The Best Banana Bread
The batter for this easy-to-make banana bread is enriched with sour cream, which gives it a subtle tang and super moist texture.
- Yield: Makes 1 loaf
Photography: Joanna Garcia
Source: Martha Stewart Living, August 2004
- 1/2 cup (1 stick) butter, at room temperature, plus more for pan
- 1 cup sugar
- 2 large eggs
- 1 1/2 cups unbleached all-purpose flour
- 1 teaspoon baking soda
- 1 teaspoon kosher salt
- 1 cup mashed very ripe bananas
- 1/2 cup sour cream
- 1 teaspoon pure vanilla extract
- 1/2 cup chopped walnuts or pecans
Preheat oven to 350 degrees. Butter a 9-by-5-by-3-inch loaf pan; set aside. In an electric mixer fitted with the paddle attachment, cream butter and sugar until light and fluffy. Add eggs and beat to incorporate.

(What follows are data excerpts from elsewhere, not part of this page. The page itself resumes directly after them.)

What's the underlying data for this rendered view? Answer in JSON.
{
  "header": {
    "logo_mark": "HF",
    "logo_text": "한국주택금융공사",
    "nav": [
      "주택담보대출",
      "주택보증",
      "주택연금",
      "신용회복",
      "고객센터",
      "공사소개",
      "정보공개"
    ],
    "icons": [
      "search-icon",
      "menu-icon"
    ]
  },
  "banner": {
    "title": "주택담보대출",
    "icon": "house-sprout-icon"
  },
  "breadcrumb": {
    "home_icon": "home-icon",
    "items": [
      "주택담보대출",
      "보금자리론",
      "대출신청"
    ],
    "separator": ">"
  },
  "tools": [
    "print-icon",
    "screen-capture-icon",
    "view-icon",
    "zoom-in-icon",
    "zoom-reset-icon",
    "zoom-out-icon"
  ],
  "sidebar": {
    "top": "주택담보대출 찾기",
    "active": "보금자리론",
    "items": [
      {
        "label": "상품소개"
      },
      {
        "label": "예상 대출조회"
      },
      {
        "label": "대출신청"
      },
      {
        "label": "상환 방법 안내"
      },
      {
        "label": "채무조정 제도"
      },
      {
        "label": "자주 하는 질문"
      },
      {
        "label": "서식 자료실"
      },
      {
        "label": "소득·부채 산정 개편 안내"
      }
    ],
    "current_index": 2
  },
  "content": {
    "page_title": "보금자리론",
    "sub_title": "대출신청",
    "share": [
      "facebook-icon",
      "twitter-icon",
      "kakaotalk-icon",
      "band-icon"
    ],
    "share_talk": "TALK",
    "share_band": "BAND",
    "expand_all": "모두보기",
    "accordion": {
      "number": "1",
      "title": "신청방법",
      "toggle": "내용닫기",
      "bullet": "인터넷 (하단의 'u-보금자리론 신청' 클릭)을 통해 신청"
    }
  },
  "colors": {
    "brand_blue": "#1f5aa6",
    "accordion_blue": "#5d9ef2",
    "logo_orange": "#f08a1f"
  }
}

In a medium bowl, whisk together flour, baking soda, and salt. Add to the butter mixture and mix until just combined. Add bananas, sour cream, and vanilla; mix to combine. Stir in nuts and pour into prepared pan.
Bake until a cake tester inserted into the center of the cake comes out clean, about 1 hour 10 minutes. Let rest in pan for 10 minutes, then turn out onto a rack to cool.
To make the cream cheese frosting-filled banana bread as featured on "The Martha Stewart Show," once the loaf is baked and cooled, halve horizontally. Using an offset spatula, spread frosting evenly over bottom half. Top with remaining half; slice and serve.